Морально ударил под дых, когда разозлился. А на что разозлился? На то, что Эмма отказалась от еды? На то что купила кофе и салат?
Она надеялась, её не слышали. Грудную клетку словно растягивали в разные стороны, и сердце рвалось, а его порванные половинки как-то умудрялись качать по телу кровь. Фастер схватилась за голову, и наклонилась над полом. Лишний человек здесь. Слабое звено. Обуза.
Сейчас его самые красивые на свете лиловые глаза казались пустыми. Зловещими и жуткими.
Нейтан спускался вниз, а глаза застилала ярость. Короткие ногти впивались в кожу на руках, и сердце стучало в висках. «Не хочу, не буду, не заботься обо мне». Гребаный ребенок. Изнеженный, истеричный. Еще смеет замахиваться на него, смеет… бить. Неблагодарная, инфантильная дура.
Во тьме коридора, прислонившись к стене стояла Бел, и как-то странно поглядывала на сожителя. Наблюдала, ткань рубашки натягивалась из-за напряженных мышц, как поднималась от тяжелых вдохов грудная клетка.

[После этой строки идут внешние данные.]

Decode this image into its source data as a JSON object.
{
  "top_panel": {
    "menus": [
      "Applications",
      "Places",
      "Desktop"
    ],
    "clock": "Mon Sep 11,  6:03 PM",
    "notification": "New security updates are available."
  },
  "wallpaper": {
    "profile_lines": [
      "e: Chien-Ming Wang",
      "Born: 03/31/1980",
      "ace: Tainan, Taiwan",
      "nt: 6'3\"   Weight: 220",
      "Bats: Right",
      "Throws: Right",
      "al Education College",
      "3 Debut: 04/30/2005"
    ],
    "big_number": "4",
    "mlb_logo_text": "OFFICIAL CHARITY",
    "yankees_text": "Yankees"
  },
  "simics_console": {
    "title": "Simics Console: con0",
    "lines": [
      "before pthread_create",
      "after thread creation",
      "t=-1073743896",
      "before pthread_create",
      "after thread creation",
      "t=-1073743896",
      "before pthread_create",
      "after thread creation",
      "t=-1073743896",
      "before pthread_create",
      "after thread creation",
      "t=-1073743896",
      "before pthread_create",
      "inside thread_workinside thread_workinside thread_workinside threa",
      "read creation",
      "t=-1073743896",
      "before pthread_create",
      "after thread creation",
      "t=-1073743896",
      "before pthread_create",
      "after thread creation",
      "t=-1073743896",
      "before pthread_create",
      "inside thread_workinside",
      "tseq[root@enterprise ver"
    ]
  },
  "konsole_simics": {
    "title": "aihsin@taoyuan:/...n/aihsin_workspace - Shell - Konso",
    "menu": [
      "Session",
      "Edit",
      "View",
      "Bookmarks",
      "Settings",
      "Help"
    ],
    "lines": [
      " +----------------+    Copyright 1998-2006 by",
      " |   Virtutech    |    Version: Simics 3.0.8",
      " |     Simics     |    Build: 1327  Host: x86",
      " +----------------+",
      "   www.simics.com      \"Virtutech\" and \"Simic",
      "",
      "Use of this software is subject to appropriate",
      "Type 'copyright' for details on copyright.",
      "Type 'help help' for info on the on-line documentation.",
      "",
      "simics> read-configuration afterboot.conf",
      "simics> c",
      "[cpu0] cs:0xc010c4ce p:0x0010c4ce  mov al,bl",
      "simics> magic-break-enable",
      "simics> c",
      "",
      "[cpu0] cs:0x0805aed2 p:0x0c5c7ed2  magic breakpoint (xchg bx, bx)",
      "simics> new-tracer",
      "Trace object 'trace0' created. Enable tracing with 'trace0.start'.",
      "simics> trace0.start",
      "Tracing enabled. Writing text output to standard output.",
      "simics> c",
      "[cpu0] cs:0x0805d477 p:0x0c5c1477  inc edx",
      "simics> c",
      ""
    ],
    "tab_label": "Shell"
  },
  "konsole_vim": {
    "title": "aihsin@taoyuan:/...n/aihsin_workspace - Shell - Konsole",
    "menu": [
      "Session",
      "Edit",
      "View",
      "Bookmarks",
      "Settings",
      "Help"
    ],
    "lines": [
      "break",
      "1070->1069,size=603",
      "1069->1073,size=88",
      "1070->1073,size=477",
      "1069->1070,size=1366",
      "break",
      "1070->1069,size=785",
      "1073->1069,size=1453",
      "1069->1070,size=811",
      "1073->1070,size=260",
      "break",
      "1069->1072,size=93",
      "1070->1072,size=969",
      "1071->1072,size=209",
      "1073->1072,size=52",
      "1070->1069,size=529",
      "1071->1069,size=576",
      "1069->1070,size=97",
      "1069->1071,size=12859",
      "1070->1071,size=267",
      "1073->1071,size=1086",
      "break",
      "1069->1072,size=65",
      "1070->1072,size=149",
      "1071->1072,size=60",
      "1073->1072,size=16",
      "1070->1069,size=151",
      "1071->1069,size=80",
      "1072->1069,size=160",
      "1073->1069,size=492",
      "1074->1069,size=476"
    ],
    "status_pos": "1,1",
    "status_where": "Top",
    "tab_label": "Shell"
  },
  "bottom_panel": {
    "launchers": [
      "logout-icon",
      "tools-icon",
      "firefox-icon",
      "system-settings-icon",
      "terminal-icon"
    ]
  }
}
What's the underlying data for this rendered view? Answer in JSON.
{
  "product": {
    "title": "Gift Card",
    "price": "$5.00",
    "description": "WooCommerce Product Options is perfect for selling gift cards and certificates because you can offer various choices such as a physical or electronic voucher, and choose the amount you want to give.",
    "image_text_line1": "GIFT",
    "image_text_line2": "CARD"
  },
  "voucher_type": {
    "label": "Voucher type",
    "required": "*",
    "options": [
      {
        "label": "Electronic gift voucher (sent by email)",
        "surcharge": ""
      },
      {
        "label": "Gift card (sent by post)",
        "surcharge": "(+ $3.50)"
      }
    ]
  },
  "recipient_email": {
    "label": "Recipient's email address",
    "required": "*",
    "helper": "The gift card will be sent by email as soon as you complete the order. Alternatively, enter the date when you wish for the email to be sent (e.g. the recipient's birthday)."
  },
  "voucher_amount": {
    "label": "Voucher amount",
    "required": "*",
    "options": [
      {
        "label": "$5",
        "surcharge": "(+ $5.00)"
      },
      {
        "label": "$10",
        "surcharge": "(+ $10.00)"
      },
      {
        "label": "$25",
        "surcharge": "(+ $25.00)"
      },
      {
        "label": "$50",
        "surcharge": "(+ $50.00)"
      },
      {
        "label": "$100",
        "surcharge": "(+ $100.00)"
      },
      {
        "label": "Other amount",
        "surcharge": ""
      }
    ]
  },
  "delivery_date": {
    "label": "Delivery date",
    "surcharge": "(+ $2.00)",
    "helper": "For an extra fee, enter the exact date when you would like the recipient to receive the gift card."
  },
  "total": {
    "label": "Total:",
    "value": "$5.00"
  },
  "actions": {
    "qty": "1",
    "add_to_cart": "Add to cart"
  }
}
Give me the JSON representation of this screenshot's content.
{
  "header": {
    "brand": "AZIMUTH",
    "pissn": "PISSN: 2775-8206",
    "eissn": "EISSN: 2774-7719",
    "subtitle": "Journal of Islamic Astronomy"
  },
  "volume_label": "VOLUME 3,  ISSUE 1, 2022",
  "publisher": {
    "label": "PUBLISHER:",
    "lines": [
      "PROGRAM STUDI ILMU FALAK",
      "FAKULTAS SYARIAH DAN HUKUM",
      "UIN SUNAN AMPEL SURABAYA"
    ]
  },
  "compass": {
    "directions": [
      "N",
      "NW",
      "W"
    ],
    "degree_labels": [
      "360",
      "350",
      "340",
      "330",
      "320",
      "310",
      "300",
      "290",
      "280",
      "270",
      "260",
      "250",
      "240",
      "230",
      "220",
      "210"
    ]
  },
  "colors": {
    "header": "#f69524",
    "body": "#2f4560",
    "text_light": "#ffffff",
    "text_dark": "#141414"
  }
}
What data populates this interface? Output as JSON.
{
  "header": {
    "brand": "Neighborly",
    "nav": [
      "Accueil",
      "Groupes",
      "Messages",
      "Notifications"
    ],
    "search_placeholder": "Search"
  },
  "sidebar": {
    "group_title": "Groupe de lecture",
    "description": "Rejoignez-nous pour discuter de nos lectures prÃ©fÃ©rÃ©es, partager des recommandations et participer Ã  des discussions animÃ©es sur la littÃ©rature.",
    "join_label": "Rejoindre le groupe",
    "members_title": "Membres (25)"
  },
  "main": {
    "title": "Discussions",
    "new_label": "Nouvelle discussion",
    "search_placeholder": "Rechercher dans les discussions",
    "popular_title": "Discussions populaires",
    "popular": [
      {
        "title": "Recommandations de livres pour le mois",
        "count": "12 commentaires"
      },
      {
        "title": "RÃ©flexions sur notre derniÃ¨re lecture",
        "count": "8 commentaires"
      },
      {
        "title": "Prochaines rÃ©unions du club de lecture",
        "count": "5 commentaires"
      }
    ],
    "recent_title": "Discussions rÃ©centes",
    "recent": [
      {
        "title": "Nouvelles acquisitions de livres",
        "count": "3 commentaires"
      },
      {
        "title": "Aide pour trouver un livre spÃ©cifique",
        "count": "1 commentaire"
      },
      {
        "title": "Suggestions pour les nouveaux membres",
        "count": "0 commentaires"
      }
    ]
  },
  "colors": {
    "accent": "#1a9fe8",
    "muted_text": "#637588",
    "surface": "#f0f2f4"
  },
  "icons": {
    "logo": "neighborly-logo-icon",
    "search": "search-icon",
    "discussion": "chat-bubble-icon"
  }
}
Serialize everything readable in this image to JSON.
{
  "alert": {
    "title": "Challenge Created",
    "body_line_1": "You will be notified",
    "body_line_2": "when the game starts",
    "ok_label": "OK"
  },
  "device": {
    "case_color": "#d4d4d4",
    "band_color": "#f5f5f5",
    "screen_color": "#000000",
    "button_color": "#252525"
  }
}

- Она что, тебя ударила? – Тихо спросила Кин, склонив голову. – Вот ведь тварь. Ты бегаешь вокруг нее, опекаешь, еду ей готовишь и подносишь, как слуга, а что она тебе? Вот это. Ну что, раскрылись, наконец, глаза? Как слуга, Нейт, тобой пользуются. Даже нет, тебя используют. Нашла на чей горб присесть. Ты ей все: дом, обеспечение, хозяйство, деньги, заботу, подарки. А она тебе что-нибудь давала взамен? Хоть что-нибудь, скажи? И вот теперь её сущность вылезла. К гадалке не ходи… А ты сомневался. Ну и что теперь?
- Ничего. – Тихо сказал Штайнер, глядя в одну точку.
- То есть как? – Белита непонимающе улыбнулась. – Слушай, я не отговариваю тебя ей снимать квартиру, вот совсем. Но не обязательно подыскивать, прям, идеал. И не обязательно возле работы. О ней позаботятся социальные службы. И выплаты ей предусмотрены, я думаю…
- Нет. – Глухо ответил Нейтан, все еще таращась куда-то в стену. – Возле работы.
- Она тобой пользуется. – Кин сузила глаза. – Очнись наконец. Даже нет, не так, она тебя использует.
- Мне плевать. – Штайнер прикрыл веки. – Мои с ней отношения - это мое личное дело. С младшей сестрой я как-нибудь сам разберусь, и где ей снимать квартиру тоже сам решу.
- Да не сестра она тебе, очнись!!! – Белита сжала руки. – Она просто баба, которая давит тебе на жалость, и все!!! А ты… ты слишком добрый, чтобы заметить это!! – Девушка подошла ближе, и взяла мужчину за недвижимое, жуткое лицо. – Господи, у тебя здесь синяк будет. Вот сволочь. Идем в спальню, я обработаю, не будет так заметно завтра. – Тонкая ладонь скользила по его прохладной щеке. – Идем, станет легче.
Она взяла его за руку и, словно зомби, повела наверх. Штайнер так и смотрел перед собой, словно не понимал, что происходит. Не осознал, что было. Что было?
Эмма вздрогнула, и с ужасом посмотрела на стену, когда в спальне раздалось шевеление. Тихое, странное. Казалось, там кто-то говорил. Однако, через пару минут шевеление затихло. И тут же послышался тяжелый, резкий стон.
Она сжала кулаки. Слезы капали на пол. Любила, верила, обожала. И что теперь? К чему это привело? Любимый швырнул её в комнату. Захлопнул дверь, и пошел ласкать другую. Любимую. Снимать напряжение. Заниматься сексом с тем, кого он правда хочет, а не с тем, кто к нему лезет.
«Почему все так» - повторяла Фастер, глядя вниз. «Почему?»
Снова стон. Скорчившись, Эмма схватилась за уши, и попыталась их заткнуть. Высокий, статный. Теплый. Любимый. Любит кого-то еще, а её швыряет. Над ней смеется. Смотрит свысока, жуткими, лиловыми глазами. Белита – любимая женщина. А Эмма… сестра? Сейчас мысли об этом вызывали усмешку. Скорее, дорожная грязь. Кто-то, у кого можно что-то отнять. Кто-то, кому можно наступить на горло. По старой дружбе разрасталась раковая опухоль – высокомерное неуважение. Насмехательство, издевки.